Sunday, July 24, 2011

showing up - revelation 3:20

...If anyone hears my voice and opens the door, I will come in to him and eat with him, and he with me.

Today 3 1/2 year old Margaret (who is transitioning out of naps) fell asleep on a chair in the living room. She woke up after only 1/2 hour, apparently out of a nightmare, screaming. This escalated into a full on temper tantrum lasting nearly 45 minutes. At some point she calmed down and asked for an apple. I washed & peeled one and handed it to her. Her younger brother did something to set her off again and she threw the apple. At this point I was out of sympathy and furiously began kneading pizza dough for dinner. Margaret eventually picked up her apple and wandered back to the living room chair, where she began screaming that her apple was yucky now. I said, "Margaret, come here & I will wash your apple for you." She responded with a barely coherent "NO! YOU COME HERE!"

At this point, as I was praying to be the graceful, calm, peaceful, understanding parent I've read about, something dawned on me. How many times have I been frustrated with whatever situation in life and sat screaming to God to show up? And in those anxious moments, how many times have I, pouting, refused to come to him? How often I've asked him why this or why that and not picked up the bible AND COME TO HIM? How often has he stood there, waiting for me, so he can wash away the dirt? I sit in the dark and allow satan to poke at me while I pout and cry and ask God to show up. But I don't get up, pick up the word, and quiet myself in order to listen to the one who loves me.

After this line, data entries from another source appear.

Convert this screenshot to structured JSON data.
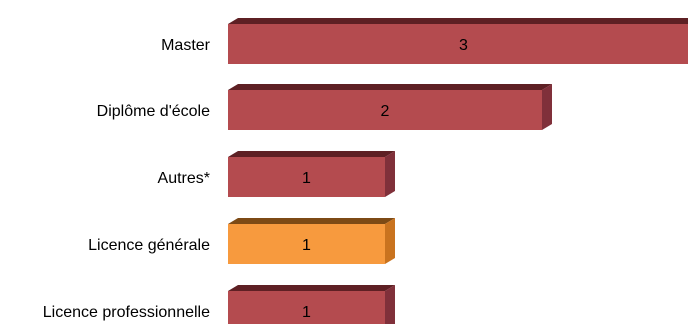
{
  "chart_data": {
    "type": "bar",
    "orientation": "horizontal",
    "style": "3d",
    "categories": [
      "Master",
      "Diplôme d'école",
      "Autres*",
      "Licence générale",
      "Licence professionnelle"
    ],
    "values": [
      3,
      2,
      1,
      1,
      1
    ],
    "data_labels": [
      "3",
      "2",
      "1",
      "1",
      "1"
    ],
    "xlim": [
      0,
      3
    ],
    "grid": false,
    "legend": "none",
    "colors": {
      "default_front": "#b44b4f",
      "default_top": "#5e2024",
      "default_side": "#80303a",
      "highlight_front": "#f79a3e",
      "highlight_top": "#7d4a15",
      "highlight_side": "#c9731f"
    },
    "highlight_index": 3
  }
}
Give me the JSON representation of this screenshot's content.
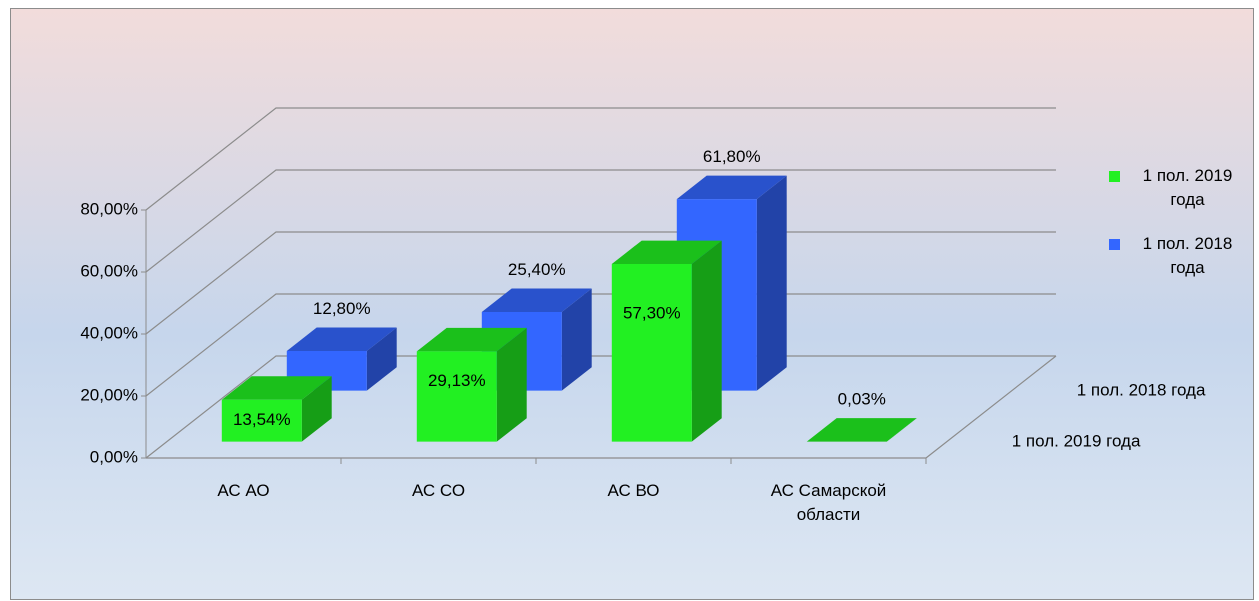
{
  "chart_data": {
    "type": "bar3d",
    "categories": [
      "АС АО",
      "АС СО",
      "АС ВО",
      "АС Самарской области"
    ],
    "series": [
      {
        "name": "1 пол. 2019 года",
        "color": "#22f022",
        "values": [
          13.54,
          29.13,
          57.3,
          0.03
        ],
        "value_labels": [
          "13,54%",
          "29,13%",
          "57,30%",
          "0,03%"
        ]
      },
      {
        "name": "1 пол. 2018 года",
        "color": "#3366ff",
        "values": [
          12.8,
          25.4,
          61.8,
          null
        ],
        "value_labels": [
          "12,80%",
          "25,40%",
          "61,80%",
          null
        ]
      }
    ],
    "ylim": [
      0,
      80
    ],
    "yticks": [
      {
        "value": 0,
        "label": "0,00%"
      },
      {
        "value": 20,
        "label": "20,00%"
      },
      {
        "value": 40,
        "label": "40,00%"
      },
      {
        "value": 60,
        "label": "60,00%"
      },
      {
        "value": 80,
        "label": "80,00%"
      }
    ],
    "grid": true,
    "legend": "right"
  }
}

So many things I learn from these little ones. I pray, Dear Father, that you allow these lessons to make me the mommy you made me to be. Thank you for always remind me to chin up & turn to the light. For teaching me to recognize and focus on your light in all the darkness. I pray that you would shine brightly in our home, even & especially in the dark moments.

All is grace.

in your light do we see light - psalm 36:9b

I am prone to navel gazing; to overwhelming, kicking & screaming fits of anxiety. I am not proud of these moments. They are debilitating & render me barely able to get the kids & me through the day.
But I know something to be true. God, the creator of the universe, keeps all my tears in a bottle. (Psalm 56:8) He hears my cries & understands. Better yet, he  already has it all taken care of. His plan is far greater than my shortsightedness could ever dream. Only in his perfect light are we able to see his path. Without him, there are only our own filters of experience. Each disappointment, worry, regret, arrogant thought, or angry comment only adds another shade to our darkness. Only when we allow him to remove these filters are we able to see through his eyes.
So how do I reconcile what my head knows but my heart doesn’t? I don’t really. I can’t do it myself. Only through time in his word & constant prayer can God work in me. I repeatedly fail at this, but I’m trying. I know he wants his light reflected in me. I know he wants my kids to see his light in my face, not a scowl. So I will praise him for allowing me to know his truths. I will praise him for being my light. And I will chin up & be of good cheer. I will make the decision to keep my face to him, even & especially when I don’t feel like it. And I know he will work in me for his good purpose & fill my life with his light.